Estaban en la planta baja, con el italiano parapetado tras la mesa en la que había desperdigado los libros que había traído de arriba.
—No dudará en atacar a quien sea por obtenerla —continuó—, amigos, seres queridos, da igual, nadie estará a salvo si la sed lo ciega. Nadie —suspiró antes de añadir, abatido—: Nos va a dar problemas. Nos va a dar muchos problemas. Su naturaleza, su misma alma… han cambiado —explicó con voz temblorosa—. Ya no es la Marina que conocíamos.
Héctor, aturdido, se apoyó en un estante; se sentía alejado de todo y de todos. No podía apartar de su mente aquellos ojos cuajados de oscuridad.
—¿Nos puede convertir en vampiros si nos muerde? —preguntó Natalia.
Como siempre que ella preguntaba algo, Bruno se tomó su tiempo antes de responder:
—No funciona así, al menos no en Rocavarancolia —abrió otro libro y lo leyó durante unos instantes, con exagerada concentración—. La buena noticia es que ahora Marina podría hacer magia si quisiera, antes no era capaz por la sencilla razón de que su cuerpo no estaba preparado.

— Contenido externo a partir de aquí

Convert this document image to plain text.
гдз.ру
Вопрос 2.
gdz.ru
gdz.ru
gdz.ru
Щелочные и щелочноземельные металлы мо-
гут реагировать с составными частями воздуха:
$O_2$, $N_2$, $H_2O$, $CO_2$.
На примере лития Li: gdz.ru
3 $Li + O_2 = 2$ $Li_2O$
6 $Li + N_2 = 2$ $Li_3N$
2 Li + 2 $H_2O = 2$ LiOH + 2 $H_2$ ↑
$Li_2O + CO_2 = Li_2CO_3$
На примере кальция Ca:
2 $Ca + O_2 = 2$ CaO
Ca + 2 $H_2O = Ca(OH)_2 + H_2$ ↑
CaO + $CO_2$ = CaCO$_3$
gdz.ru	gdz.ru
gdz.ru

Por lo visto los vampiros extraen de su sangre la energía necesaria para la magia —miró a Héctor fijamente—. No estaría de más tratar de encontrar algún libro sobre ángeles negros, ¿verdad?
Héctor hizo un movimiento con la cabeza que nada significaba. Aun a pesar de su aturdimiento sabía a qué se refería Bruno. El italiano obtenía la energía para la magia de la esencia vital que robaba, Marina de la sangre, Adrián del fuego y Natalia, probablemente, de aquellas siniestras sombras suyas. Era obvio que Bruno se estaba preguntando de dónde la conseguían los ángeles negros. No pensó mucho en ello; no era el momento.
—¿Entonces los vampiros son magos? —preguntó Natalia.
—Lo son. Pero muy limitados. Dependen exclusivamente de la energía que extraen de su corriente sanguínea y eso debilita mucho sus capacidades. Además existe otro problema: el proceso mediante el cual metabolizan esa energía es muy agresivo… de hecho destruye su sangre, los seca casi por completo. Por eso se ven obligados a alimentarse de sangre ajena.
—¿Hay algún modo de detener el proceso? —preguntó Héctor.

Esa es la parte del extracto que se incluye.